Autism Spectrum Disorders (ASD) is a neurodevelopmental condition, in which individuals exhibit social communicative deficits, repetitive behaviors and restricted interests. Recent estimates approximate 1 in 64 births- the majority being male- with 3 in every 4 confirmed ASD cases. Heightened public awareness, access to quality assessment tools and advancement in scientific research has contributed to increased and accurate diagnoses. Initially thought to have genetic causes, emerging evidence implicates the contribution of environmental factors, thus increasing complexity of elucidating ASD etiology and its underlying mechanisms.
microRNAs (miR) are 15-25 nucleotide long RNA molecules that negatively regulate gene expression in eukaryotic cells.
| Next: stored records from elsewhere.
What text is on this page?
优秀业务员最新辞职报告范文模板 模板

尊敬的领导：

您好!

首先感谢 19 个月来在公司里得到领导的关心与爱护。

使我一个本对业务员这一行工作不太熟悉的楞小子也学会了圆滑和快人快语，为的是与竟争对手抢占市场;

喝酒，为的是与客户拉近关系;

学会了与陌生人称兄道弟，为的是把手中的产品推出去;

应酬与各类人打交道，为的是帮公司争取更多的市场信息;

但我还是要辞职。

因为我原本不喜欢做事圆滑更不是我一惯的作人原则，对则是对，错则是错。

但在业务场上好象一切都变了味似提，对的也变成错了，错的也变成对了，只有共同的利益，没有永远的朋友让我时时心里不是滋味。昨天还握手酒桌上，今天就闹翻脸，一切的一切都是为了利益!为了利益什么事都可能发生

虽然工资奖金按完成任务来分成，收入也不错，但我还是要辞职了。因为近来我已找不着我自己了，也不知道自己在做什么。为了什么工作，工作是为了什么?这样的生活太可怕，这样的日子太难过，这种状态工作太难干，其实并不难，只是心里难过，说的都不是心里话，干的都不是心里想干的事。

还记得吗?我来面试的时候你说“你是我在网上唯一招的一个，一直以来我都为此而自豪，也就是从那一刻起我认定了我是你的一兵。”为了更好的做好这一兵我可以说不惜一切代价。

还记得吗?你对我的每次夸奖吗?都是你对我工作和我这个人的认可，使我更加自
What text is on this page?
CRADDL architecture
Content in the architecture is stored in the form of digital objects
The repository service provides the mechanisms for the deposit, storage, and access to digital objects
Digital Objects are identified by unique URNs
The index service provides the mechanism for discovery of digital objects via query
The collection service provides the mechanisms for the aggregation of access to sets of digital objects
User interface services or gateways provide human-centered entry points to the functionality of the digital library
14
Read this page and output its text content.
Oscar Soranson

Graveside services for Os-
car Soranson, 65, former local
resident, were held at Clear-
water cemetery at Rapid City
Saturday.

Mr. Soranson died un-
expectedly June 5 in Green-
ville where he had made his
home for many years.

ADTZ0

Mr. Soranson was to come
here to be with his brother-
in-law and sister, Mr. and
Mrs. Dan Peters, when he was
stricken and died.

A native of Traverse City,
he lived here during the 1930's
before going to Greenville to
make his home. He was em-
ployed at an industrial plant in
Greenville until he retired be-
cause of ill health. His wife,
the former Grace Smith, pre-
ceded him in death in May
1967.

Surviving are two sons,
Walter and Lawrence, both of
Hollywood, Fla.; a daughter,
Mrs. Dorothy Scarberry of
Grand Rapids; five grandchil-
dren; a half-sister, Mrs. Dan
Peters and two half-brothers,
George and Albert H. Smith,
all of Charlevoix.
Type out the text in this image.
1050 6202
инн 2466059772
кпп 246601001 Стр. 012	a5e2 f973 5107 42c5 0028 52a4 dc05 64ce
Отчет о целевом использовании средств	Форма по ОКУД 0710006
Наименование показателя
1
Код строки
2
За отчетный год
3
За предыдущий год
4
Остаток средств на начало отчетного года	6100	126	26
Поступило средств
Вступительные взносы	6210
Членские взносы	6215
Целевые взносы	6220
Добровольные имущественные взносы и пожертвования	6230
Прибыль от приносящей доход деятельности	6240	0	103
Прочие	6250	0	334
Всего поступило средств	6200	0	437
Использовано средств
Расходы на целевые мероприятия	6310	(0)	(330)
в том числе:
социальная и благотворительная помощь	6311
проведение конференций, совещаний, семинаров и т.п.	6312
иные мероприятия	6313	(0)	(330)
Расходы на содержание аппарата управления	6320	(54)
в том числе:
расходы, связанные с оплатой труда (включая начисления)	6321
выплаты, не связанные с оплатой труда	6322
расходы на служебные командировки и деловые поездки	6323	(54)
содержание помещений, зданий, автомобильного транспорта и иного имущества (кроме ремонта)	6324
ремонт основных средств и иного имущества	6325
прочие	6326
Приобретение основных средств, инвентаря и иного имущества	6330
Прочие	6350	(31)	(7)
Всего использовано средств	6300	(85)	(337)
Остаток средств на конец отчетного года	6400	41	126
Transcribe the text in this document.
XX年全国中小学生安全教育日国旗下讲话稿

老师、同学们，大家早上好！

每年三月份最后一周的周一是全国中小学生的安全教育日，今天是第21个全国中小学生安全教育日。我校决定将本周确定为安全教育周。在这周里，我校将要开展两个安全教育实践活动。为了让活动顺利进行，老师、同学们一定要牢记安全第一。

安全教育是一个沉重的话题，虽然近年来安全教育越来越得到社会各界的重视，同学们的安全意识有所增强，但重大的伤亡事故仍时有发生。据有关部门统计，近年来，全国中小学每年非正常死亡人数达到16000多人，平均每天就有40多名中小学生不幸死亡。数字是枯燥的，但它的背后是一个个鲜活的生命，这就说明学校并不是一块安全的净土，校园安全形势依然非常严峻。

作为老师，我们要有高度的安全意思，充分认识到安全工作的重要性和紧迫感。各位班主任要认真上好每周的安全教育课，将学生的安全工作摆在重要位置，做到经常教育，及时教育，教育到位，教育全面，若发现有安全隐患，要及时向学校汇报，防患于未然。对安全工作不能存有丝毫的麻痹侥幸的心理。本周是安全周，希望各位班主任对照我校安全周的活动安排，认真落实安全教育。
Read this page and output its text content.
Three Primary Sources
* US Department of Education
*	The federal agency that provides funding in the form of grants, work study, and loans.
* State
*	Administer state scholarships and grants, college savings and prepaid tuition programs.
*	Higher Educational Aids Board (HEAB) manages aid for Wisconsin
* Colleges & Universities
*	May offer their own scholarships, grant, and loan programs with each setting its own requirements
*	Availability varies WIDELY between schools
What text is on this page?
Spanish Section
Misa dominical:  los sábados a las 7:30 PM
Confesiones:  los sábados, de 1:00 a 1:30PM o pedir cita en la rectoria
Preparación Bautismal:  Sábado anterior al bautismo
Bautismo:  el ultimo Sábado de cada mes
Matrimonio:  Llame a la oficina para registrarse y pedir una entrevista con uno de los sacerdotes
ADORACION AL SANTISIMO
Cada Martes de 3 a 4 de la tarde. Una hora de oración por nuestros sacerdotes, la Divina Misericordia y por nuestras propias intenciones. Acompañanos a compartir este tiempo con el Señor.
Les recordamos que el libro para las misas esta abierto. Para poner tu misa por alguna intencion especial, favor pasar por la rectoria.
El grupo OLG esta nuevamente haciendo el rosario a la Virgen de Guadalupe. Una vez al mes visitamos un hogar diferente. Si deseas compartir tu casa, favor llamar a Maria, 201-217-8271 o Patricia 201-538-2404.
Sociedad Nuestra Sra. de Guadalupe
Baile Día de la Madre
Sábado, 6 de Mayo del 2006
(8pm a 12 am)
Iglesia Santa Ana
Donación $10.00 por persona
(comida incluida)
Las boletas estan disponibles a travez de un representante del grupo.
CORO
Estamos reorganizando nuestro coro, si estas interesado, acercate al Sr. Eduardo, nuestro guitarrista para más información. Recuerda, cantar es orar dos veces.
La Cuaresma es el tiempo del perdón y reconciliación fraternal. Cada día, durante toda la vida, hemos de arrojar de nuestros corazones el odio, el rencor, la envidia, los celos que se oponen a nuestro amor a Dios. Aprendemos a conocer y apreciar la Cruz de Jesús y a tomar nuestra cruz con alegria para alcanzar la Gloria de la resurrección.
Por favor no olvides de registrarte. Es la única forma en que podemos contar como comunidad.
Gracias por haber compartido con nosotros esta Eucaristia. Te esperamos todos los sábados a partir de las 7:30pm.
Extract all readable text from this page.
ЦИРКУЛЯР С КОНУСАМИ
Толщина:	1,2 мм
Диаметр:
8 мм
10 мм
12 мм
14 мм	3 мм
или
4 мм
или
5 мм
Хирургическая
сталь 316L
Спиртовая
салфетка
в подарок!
Studies have demonstrated miRs playing essential roles in the onset of both physiological and pathological biological contexts including neurodevelopment, cell differentiation, synaptic plasticity, and behavior. Additionally, emerging evidence of miRs in ASD pathogenesis implicates their involvement in mechanisms essential to brain development and cognition, and behavior.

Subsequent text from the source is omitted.